É evidente que, em algum momento, o adversário botará forças de segurança atrás de mim. Ele representa o sistema e é assim que o sistema age quando confrontado: ele parte para a agressão. Mas, se eu revido na mesma moeda, isso me faz tão parte do problema quanto ele. Quero que Marcus seja capaz de empreender fugas extraordinárias ou passar despercebido, não que ele estoure a cabeça de policiais com uma escopeta.
Confesso que essa violência, desnecessária e gratuita no meu entender, tirou um pouco do bonito brilho psicodélico que envolve Watch Dogs 2. Mas tento enxergar o copo meio cheio, porque o texto do jogo é muito bom. Trata de questões cruciais para o nosso tempo para além do big data – que já é, por si só, assunto para uma vida toda.
Há boas e certeiras discussões sobre racismo, misoginia e homofobia, por exemplo. Se em uma das missões você precisa apenas sacanear um blockbuster ou roubar o trailer de um novo jogo da Ubisoft, em outras a ideia é expor uma rede de pedofilia ou desmascarar uma igreja que pratica lavagem cerebral nos seus membros. Os diálogos são bem escritos, têm humor e personalidade e sobram críticas para a indústria do entretenimento, para o monopólio das empresas de informação e para as redes sociais.
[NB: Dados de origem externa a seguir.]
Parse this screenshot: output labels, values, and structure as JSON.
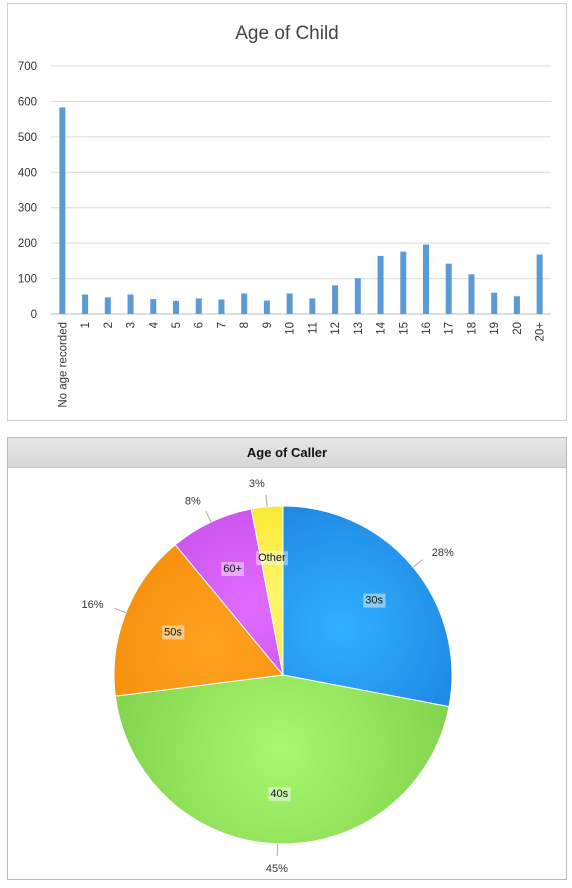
{
  "chart_data": [
    {
      "type": "bar",
      "title": "Age of Child",
      "categories": [
        "No age recorded",
        "1",
        "2",
        "3",
        "4",
        "5",
        "6",
        "7",
        "8",
        "9",
        "10",
        "11",
        "12",
        "13",
        "14",
        "15",
        "16",
        "17",
        "18",
        "19",
        "20",
        "20+"
      ],
      "values": [
        583,
        55,
        47,
        55,
        42,
        37,
        44,
        41,
        58,
        38,
        58,
        44,
        81,
        101,
        164,
        176,
        196,
        142,
        112,
        60,
        50,
        168
      ],
      "ylim": [
        0,
        700
      ],
      "yticks": [
        0,
        100,
        200,
        300,
        400,
        500,
        600,
        700
      ],
      "grid": true,
      "color": "#5b9bd5"
    },
    {
      "type": "pie",
      "title": "Age of Caller",
      "slices": [
        {
          "label": "30s",
          "pct_label": "28%",
          "value": 28,
          "color": "#1778d8",
          "highlight": "#31b0ff"
        },
        {
          "label": "40s",
          "pct_label": "45%",
          "value": 45,
          "color": "#80d14a",
          "highlight": "#a8f770"
        },
        {
          "label": "50s",
          "pct_label": "16%",
          "value": 16,
          "color": "#f08300",
          "highlight": "#ffa320"
        },
        {
          "label": "60+",
          "pct_label": "8%",
          "value": 8,
          "color": "#b742e0",
          "highlight": "#e26bff"
        },
        {
          "label": "Other",
          "pct_label": "3%",
          "value": 3,
          "color": "#f4df00",
          "highlight": "#fff56a"
        }
      ]
    }
  ]
}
Nem os protagonistas estão a salvo do olhar ferino dos roteiristas, não raro caindo em situações ridículas pelas próprias necessidades de satisfazer seus egos – sejam tirando selfies para conquistar mais seguidores, seja lambuzando a cidade com o nome do DeadSec.
Resumindo, Watch Dogs 2 é um bom conto sobre os nossos tempos.